Dopo i bombordamenti Milosevic si convise ad abbandonare i territori del Kosovo e  li lasciò in gestione in amministrazione temporanea all’Onu che durò quasi dieci anni.
Bisognerà aspettare il 2008 per la dichiarazione d’indipendenza del Kosovo, e fu riconosciuto da circa la metà degli stati delle Nazioni Unite e da 22 stati su 27 dell’Unione Europea.
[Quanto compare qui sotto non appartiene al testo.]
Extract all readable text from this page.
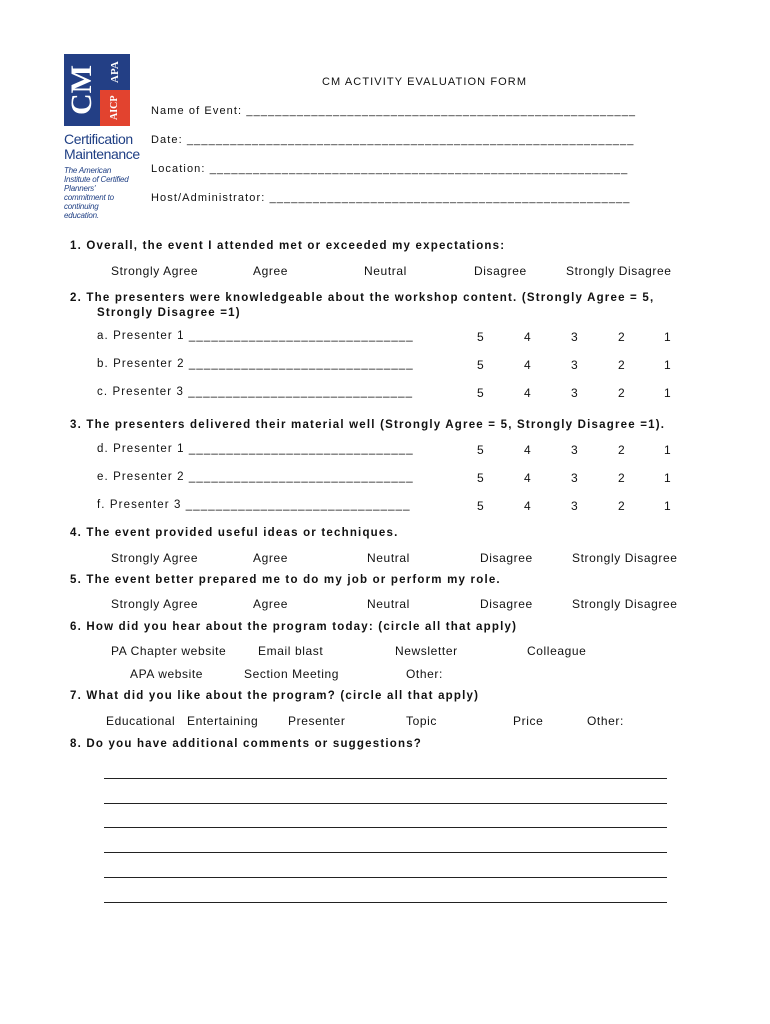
CM	APA
AICP
Certification
Maintenance
The American Institute of Certified Planners' commitment to continuing education.
CM ACTIVITY EVALUATION FORM
Name of Event: ______________________________________________________
Date: ______________________________________________________________
Location: __________________________________________________________
Host/Administrator: __________________________________________________
1. Overall, the event I attended met or exceeded my expectations:
Strongly Agree	Agree	Neutral	Disagree	Strongly Disagree
2. The presenters were knowledgeable about the workshop content. (Strongly Agree = 5,
Strongly Disagree =1)
a. Presenter 1 ______________________________	5	4	3	2	1
b. Presenter 2 ______________________________	5	4	3	2	1
c. Presenter 3 ______________________________	5	4	3	2	1
3. The presenters delivered their material well (Strongly Agree = 5, Strongly Disagree =1).
d. Presenter 1 ______________________________	5	4	3	2	1
e. Presenter 2 ______________________________	5	4	3	2	1
f. Presenter 3 ______________________________	5	4	3	2	1
4. The event provided useful ideas or techniques.
Strongly Agree	Agree	Neutral	Disagree	Strongly Disagree
5. The event better prepared me to do my job or perform my role.
Strongly Agree	Agree	Neutral	Disagree	Strongly Disagree
6. How did you hear about the program today: (circle all that apply)
PA Chapter website	Email blast	Newsletter	Colleague
APA website	Section Meeting	Other:
7. What did you like about the program? (circle all that apply)
Educational Entertaining Presenter	Topic	Price	Other:
8. Do you have additional comments or suggestions?
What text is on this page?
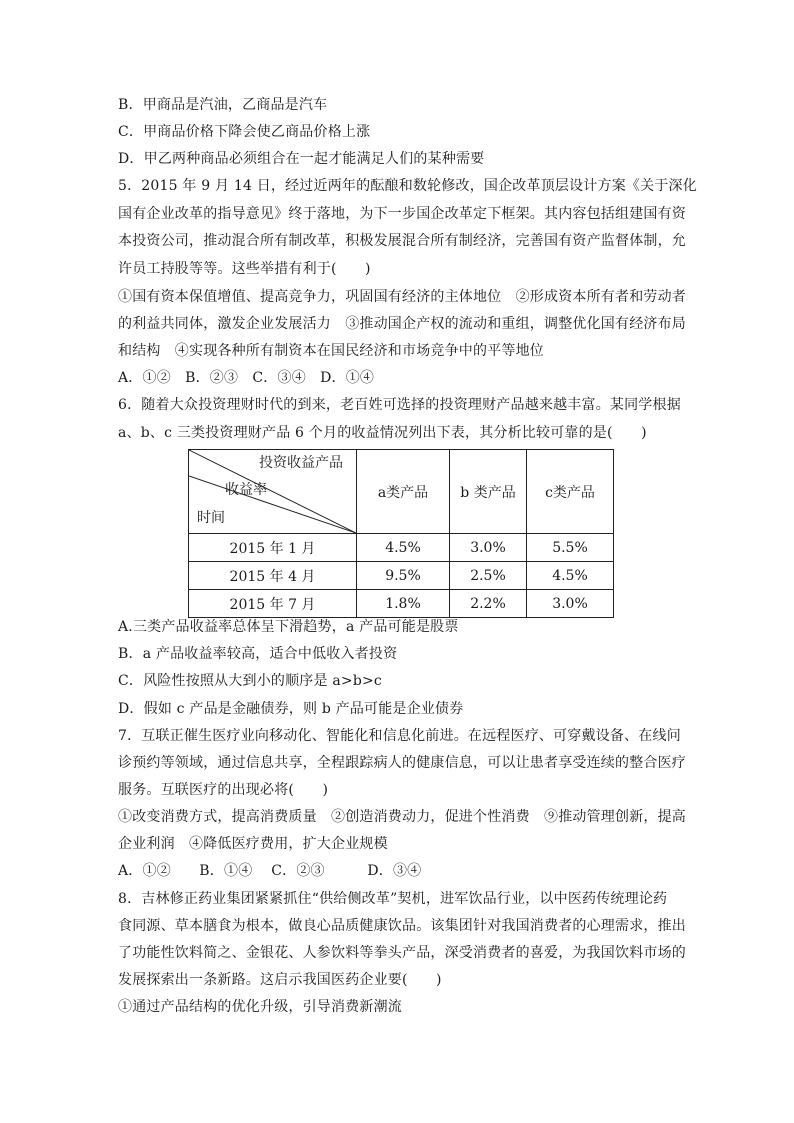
B．甲商品是汽油，乙商品是汽车
C．甲商品价格下降会使乙商品价格上涨
D．甲乙两种商品必须组合在一起才能满足人们的某种需要
5．2015 年 9 月 14 日，经过近两年的酝酿和数轮修改，国企改革顶层设计方案《关于深化
国有企业改革的指导意见》终于落地，为下一步国企改革定下框架。其内容包括组建国有资
本投资公司，推动混合所有制改革，积极发展混合所有制经济，完善国有资产监督体制，允
许员工持股等等。这些举措有利于(　　)
①国有资本保值增值、提高竞争力，巩固国有经济的主体地位　②形成资本所有者和劳动者
的利益共同体，激发企业发展活力　③推动国企产权的流动和重组，调整优化国有经济布局
和结构　④实现各种所有制资本在国民经济和市场竞争中的平等地位
A．①②　B．②③　C．③④　D．①④
6．随着大众投资理财时代的到来，老百姓可选择的投资理财产品越来越丰富。某同学根据
a、b、c 三类投资理财产品 6 个月的收益情况列出下表，其分析比较可靠的是(　　)
投资收益产品
收益率
时间	a类产品	b 类产品	c类产品
2015 年 1 月	4.5%	3.0%	5.5%
2015 年 4 月	9.5%	2.5%	4.5%
2015 年 7 月	1.8%	2.2%	3.0%
A.三类产品收益率总体呈下滑趋势，a 产品可能是股票
B．a 产品收益率较高，适合中低收入者投资
C．风险性按照从大到小的顺序是 a>b>c
D．假如 c 产品是金融债券，则 b 产品可能是企业债券
7．互联正催生医疗业向移动化、智能化和信息化前进。在远程医疗、可穿戴设备、在线问
诊预约等领域，通过信息共享，全程跟踪病人的健康信息，可以让患者享受连续的整合医疗
服务。互联医疗的出现必将(　　)
①改变消费方式，提高消费质量　②创造消费动力，促进个性消费　⑨推动管理创新，提高
企业利润　④降低医疗费用，扩大企业规模
A．①②　　B．①④　 C．②③　　　D．③④
8．吉林修正药业集团紧紧抓住“供给侧改革”契机，进军饮品行业，以中医药传统理论药
食同源、草本膳食为根本，做良心品质健康饮品。该集团针对我国消费者的心理需求，推出
了功能性饮料简之、金银花、人参饮料等拳头产品，深受消费者的喜爱，为我国饮料市场的
发展探索出一条新路。这启示我国医药企业要(　　)
①通过产品结构的优化升级，引导消费新潮流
Ancora oggi la Serbia non risconosce al Kosovo questo status, che non gli dà la possibilità di dichiararsi Stato a tutti gli effetti: il riconoscimento limitato da parte della comunità internazionale lo esclude dalle maggiori organizzazioni internazionali. Neppure la Repubblica del Kosovo controlla tutto il territorio kosovaro: basta guardare la città di Mitrovica, la Berlino dei Balcani, divisa in due tra parte serba e parte sotto il controllo di Pristina.

Oggi la situazione del Kosovo rimane complessa anche se si possono riconoscere dei miglioramenti e una certa stabilità a livello istituzionale, visto che non ha cambiato i suoi confini e le sue istituzioni da quando è passato sotto la gestione dell’Onu nel 1999.